Far from the almost-mystical, ever-patient leader we imagine him to be today, however, Martin Luther King Jr. wrote the following in a Birmingham jail cell in 1963:
“First, I must confess that over the last few years I have been gravely disappointed with the white moderate. I have almost reached the regrettable conclusion that the Negro’s great stumbling block in the stride toward freedom is not the White Citizen’s Council-er or the Ku Klux Klanner, but the white moderate who is more devoted to “order” than to justice; who prefers a negative peace which is the absence of tension to a positive peace which is the presence of justice; who constantly says “I agree with you in the goal you seek, but I can’t agree with your methods of direct action;” who paternalistically feels he can set the timetable for another man’s freedom; who lives by the myth of time and who constantly advises the Negro to wait until a more convenient season.
“Shallow understanding from people of goodwill is more frustrating than absolute misunderstanding from people of ill will. Lukewarm acceptance is much more bewildering than outright rejection.”
Today, this larger context is lost on many. Instead, sanitized MLK quotes float into our Facebook feeds and nestle in nicely with what we remember from our history lessons in school, giving us, as MLK himself said, a “shallow understanding.” We hit “like” and continue scrolling.

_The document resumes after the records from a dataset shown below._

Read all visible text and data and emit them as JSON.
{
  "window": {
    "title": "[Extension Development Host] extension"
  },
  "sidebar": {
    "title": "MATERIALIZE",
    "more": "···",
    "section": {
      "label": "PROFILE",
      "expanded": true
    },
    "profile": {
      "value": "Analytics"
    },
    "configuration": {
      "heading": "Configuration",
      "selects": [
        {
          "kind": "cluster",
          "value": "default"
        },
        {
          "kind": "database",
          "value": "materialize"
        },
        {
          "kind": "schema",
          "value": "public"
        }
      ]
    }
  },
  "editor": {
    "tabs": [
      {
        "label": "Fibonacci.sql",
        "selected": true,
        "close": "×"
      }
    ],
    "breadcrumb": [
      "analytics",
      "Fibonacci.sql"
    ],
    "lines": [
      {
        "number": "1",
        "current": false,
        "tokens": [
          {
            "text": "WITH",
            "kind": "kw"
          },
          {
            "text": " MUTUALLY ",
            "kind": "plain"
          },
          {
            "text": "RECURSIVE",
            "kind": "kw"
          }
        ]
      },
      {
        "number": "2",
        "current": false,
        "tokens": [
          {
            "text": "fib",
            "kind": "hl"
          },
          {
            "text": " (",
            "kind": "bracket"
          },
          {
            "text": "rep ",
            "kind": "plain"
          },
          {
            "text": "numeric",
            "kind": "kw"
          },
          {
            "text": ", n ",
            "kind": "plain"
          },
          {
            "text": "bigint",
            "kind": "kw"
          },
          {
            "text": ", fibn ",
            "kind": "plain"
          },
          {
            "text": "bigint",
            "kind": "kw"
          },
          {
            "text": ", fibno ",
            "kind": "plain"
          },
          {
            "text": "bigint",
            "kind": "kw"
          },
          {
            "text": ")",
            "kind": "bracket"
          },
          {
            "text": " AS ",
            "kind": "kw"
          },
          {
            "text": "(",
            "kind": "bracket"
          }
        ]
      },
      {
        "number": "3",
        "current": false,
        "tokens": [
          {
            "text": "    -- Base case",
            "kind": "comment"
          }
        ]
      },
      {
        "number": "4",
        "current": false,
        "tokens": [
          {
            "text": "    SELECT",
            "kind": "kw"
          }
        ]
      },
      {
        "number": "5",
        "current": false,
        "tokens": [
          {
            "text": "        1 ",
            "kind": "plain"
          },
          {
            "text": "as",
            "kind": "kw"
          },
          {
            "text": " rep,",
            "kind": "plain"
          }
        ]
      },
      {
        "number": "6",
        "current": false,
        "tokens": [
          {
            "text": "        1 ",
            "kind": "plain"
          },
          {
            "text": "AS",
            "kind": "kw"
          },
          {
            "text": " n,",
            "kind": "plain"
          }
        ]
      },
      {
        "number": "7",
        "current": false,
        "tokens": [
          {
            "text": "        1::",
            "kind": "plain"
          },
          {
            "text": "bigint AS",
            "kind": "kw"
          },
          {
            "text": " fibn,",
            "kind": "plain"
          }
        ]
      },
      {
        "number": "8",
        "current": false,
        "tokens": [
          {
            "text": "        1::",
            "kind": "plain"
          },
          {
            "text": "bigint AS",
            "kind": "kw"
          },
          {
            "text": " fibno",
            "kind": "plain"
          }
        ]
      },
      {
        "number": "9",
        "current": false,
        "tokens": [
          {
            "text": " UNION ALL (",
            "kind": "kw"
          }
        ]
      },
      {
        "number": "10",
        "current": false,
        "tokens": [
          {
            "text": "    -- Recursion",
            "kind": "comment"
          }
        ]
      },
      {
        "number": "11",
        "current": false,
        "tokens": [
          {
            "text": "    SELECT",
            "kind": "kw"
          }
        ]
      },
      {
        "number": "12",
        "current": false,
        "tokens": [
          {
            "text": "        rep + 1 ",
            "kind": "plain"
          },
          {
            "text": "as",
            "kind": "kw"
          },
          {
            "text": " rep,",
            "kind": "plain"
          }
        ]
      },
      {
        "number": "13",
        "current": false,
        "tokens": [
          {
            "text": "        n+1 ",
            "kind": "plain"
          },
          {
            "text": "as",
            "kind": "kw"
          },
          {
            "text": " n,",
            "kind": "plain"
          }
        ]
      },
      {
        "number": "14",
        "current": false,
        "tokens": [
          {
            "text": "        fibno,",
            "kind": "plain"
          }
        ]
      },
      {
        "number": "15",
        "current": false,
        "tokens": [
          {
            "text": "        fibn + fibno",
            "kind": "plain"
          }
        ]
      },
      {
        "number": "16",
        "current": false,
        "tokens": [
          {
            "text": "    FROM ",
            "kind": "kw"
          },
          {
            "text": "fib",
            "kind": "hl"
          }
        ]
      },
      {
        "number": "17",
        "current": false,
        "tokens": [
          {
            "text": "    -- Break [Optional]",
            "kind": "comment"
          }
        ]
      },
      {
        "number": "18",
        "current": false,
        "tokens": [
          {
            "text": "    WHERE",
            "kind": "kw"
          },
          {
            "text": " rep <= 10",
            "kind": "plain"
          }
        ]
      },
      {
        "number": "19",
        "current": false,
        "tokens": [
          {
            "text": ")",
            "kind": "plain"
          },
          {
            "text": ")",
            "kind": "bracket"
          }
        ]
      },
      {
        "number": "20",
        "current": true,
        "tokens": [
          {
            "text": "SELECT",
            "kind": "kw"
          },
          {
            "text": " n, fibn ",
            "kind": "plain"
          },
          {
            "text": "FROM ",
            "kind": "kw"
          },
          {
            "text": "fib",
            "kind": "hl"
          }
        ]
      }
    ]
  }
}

There’s a subtext to some of our friends’ MLK posts on social media, too: HE was respectable. HE was peaceful.
The truth is that while he was alive, white Americans largely disapproved of Dr. King’s work. And what about Colin Kaepernick? Did you know that when Kaepernick began his own peaceful protest, he stayed seated on the bench while the national anthem played, and only changed to the more respectful kneel after consulting with a Green Beret? He was vilified for it. Still is. When a few Patriots took a knee in 2017, boos echoed throughout Gillette Stadium. This quiet demonstration, done not with disrespect towards the flag nor our veterans, but with the intention of bringing our nation’s attention to an urgent issue, was met with fans burning their season tickets and threatening to never watch the sport again.
Today, protesters are protesting. And yes, looters are looting. Let’s not conflate them. There are many subgroups operating during these demonstrations, and it’s a trap to look at the most extreme, the most ill-intentioned, and color everyone who’s making their voice heard by our impression of the worst examples.

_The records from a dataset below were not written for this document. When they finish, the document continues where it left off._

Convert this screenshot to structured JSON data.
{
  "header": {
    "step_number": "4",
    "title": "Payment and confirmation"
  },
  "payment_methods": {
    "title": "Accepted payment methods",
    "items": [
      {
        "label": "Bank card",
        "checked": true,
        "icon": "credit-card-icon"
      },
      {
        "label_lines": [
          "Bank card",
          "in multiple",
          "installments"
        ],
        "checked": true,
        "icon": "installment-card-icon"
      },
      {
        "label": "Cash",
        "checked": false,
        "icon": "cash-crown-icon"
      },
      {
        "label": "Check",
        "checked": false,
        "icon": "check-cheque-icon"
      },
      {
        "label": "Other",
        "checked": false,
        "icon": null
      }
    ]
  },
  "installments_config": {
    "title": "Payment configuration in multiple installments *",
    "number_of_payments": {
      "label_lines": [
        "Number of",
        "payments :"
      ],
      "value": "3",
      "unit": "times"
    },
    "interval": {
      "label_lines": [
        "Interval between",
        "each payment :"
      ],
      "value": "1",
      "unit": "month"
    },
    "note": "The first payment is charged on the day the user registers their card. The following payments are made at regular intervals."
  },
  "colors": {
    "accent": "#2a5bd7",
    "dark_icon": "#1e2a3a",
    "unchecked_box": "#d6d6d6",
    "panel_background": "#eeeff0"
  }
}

I’m not asking for you to march. I’m not asking for you to donate. I’m not asking you to read every book in the library.
My hope in writing this is that you find yourself like me, at a jumping off point, ready to dig into these issues on your own, and in earnest.

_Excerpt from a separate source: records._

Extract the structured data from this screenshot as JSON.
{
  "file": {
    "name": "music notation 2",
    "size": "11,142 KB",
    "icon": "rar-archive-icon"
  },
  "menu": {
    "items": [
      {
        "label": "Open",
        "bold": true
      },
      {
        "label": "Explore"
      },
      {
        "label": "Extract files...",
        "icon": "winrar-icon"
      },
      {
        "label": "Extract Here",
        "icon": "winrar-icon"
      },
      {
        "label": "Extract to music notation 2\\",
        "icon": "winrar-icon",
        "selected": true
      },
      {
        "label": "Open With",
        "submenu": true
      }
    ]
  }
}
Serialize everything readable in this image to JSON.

When we’re born, we’re spongy, both physically and mentally. We’re open to new ideas. When we get older, we become brittle. Don’t be brittle on this issue. Evolve. Participate however you can. Changing your mind is a sign of strength, not weakness.
I’m just beginning my education here. If you haven’t already, I really hope you’ll do the same.
Thanks for reading.
Adam O’Kane is a resident of Hampton.